To analyze this issue, I decided to stick with the Fayetteville shale where operations have been highly concentrated since inception among 3 producers: Southwestern Energy (NYSE: SWN), Exxon Mobil (NYSE: XOM), and BHP Billiton Petroleum (NYSE: BHP). Southwestern Energy was the pioneer of the play while BHP acquired its interest from Chesapeake Energy (NYSE: CHK) and XOM acquired its share from Petrohawk, who later sold its remaining shale interests in the Haynesville and Eagle Ford to BHP. We then developed a simple model to estimate cash flow and capital expenditures for the play.
Production in the Fayetteville shale began back in 2005 with the first horizontal wells being turned to sales in May of that year. Since then operators have drilled over 5,000 wells in the play, taking production from zero to almost 3.0 Bcf/d as of September.
Southwestern Energy, the largest and most active producer in the play, has provided well cost data by year since 2005 indicating that well costs in 2005 were $2.0M, peaking in 2008 at $3.3M and have fallen to $2.5M in 2014. In order to be a bit conservative and to account for leakage into other investments (acreage, gathering, facilities, etc…) we grossed those well costs up by 10% and multiplied the grossed up well costs by the number of wells drilled to get total annual capital expenditures.
We then needed to analyze cash flow from the play. We decided to take a few conservative short cuts to conduct this analysis.

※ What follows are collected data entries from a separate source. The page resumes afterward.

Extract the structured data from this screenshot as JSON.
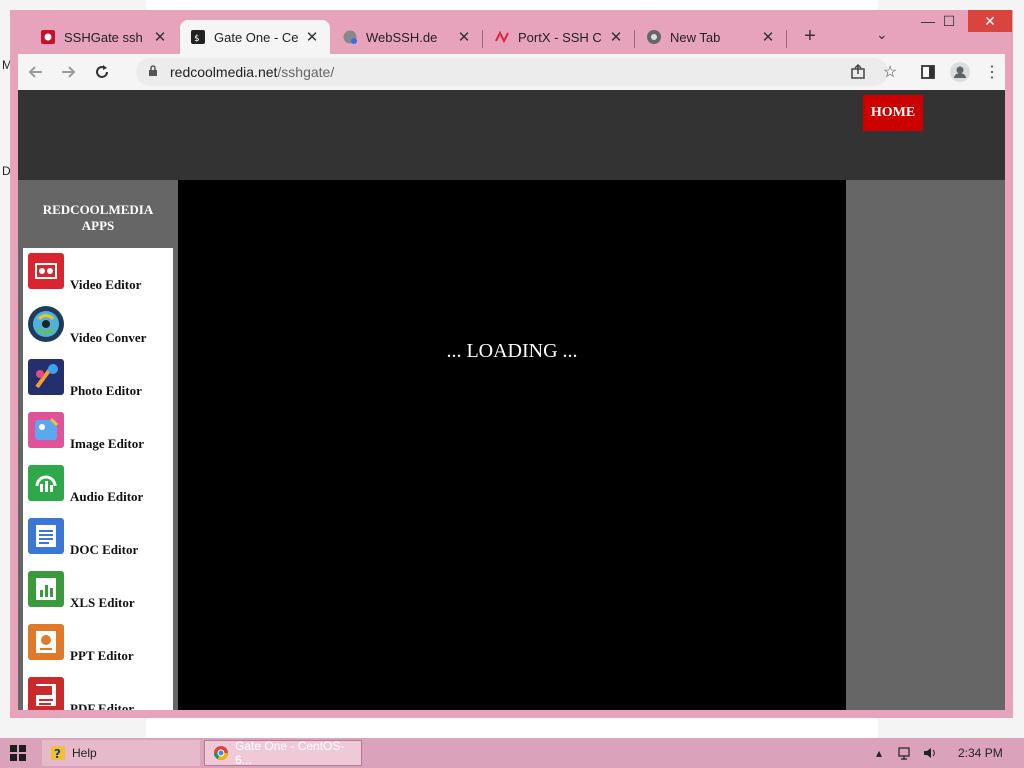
{
  "desktop": {
    "left_letters": [
      "M",
      "D"
    ]
  },
  "browser": {
    "tabs": [
      {
        "title": "SSHGate ssh clie",
        "icon": "red-square-icon"
      },
      {
        "title": "Gate One - Cent",
        "icon": "terminal-icon",
        "active": true
      },
      {
        "title": "WebSSH.de",
        "icon": "globe-icon"
      },
      {
        "title": "PortX - SSH Clie",
        "icon": "portx-icon"
      },
      {
        "title": "New Tab",
        "icon": "chrome-icon"
      }
    ],
    "new_tab": "+",
    "tab_list": "⌄",
    "window_controls": {
      "minimize": "—",
      "maximize": "☐",
      "close": "✕"
    },
    "url_domain": "redcoolmedia.net",
    "url_path": "/sshgate/"
  },
  "page": {
    "home_label": "HOME",
    "sidebar_title_line1": "REDCOOLMEDIA",
    "sidebar_title_line2": "APPS",
    "apps": [
      {
        "label": "Video Editor",
        "color": "#d9262e"
      },
      {
        "label": "Video Conver",
        "color": "#2f8fbf"
      },
      {
        "label": "Photo Editor",
        "color": "#2f57c7"
      },
      {
        "label": "Image Editor",
        "color": "#d94a8a"
      },
      {
        "label": "Audio Editor",
        "color": "#2fa84a"
      },
      {
        "label": "DOC Editor",
        "color": "#3b78d6"
      },
      {
        "label": "XLS Editor",
        "color": "#3b9a3b"
      },
      {
        "label": "PPT Editor",
        "color": "#e07a2b"
      },
      {
        "label": "PDF Editor",
        "color": "#c92a2a"
      }
    ],
    "loading_text": "... LOADING ..."
  },
  "taskbar": {
    "help_label": "Help",
    "gate_label": "Gate One - CentOS-6...",
    "clock": "2:34 PM"
  }
}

First we assumed that producer’s realized natural gas pricing was an average of Midcontinent and Henry Hub Prices from 2005-2014. We know many producers sell there gas to a multitude of outlets with various transportation arrangements, but we felt this would adequately capture those arrangements on average. We also chose to ignore the impact of financial hedges on realized pricing. Hedges provided significant cash flow contributions in 2009 and 2010 as Henry Hub prices fell from $8.68/MMbtu to under $4.00/MMbtu in 2014. In addition, we assumed operators paid $1/Mcf for operating expenditures, were faced with a 20% royalty burden and paid 3% in severance taxes.

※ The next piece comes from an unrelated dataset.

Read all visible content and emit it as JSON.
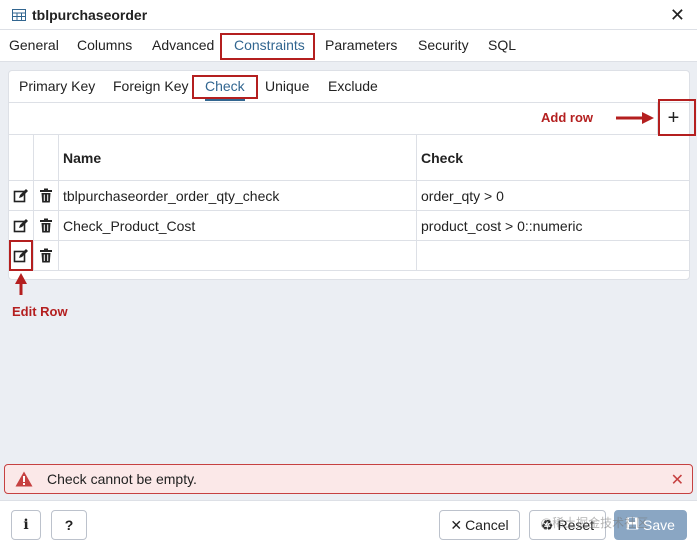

The result of all the data crunching and analysis is highlighted in the graph above. From 2005 to 2012, producers were investing in the play at a faster pace than they were generating cash, the marquee of any capital intensive business. By 2012, producers had invested by our estimate almost $6.5 billion more than they had received back. But in 2013, that trend switched, producers are now generating cash in excess of capital expenditures in the play and we estimate producers have earned over $850M in excess of capital expended to maintain the long tail of production in 2014 alone. At that pace, it will take producers just 6 years to make up the current deficit. Whether you believe shale is a 10 year blip on the radar or a revolution that will have economic impacts for a 100 years to come, it looks to me like the Fayettevile shale at least was a positive investment for the North American Energy market.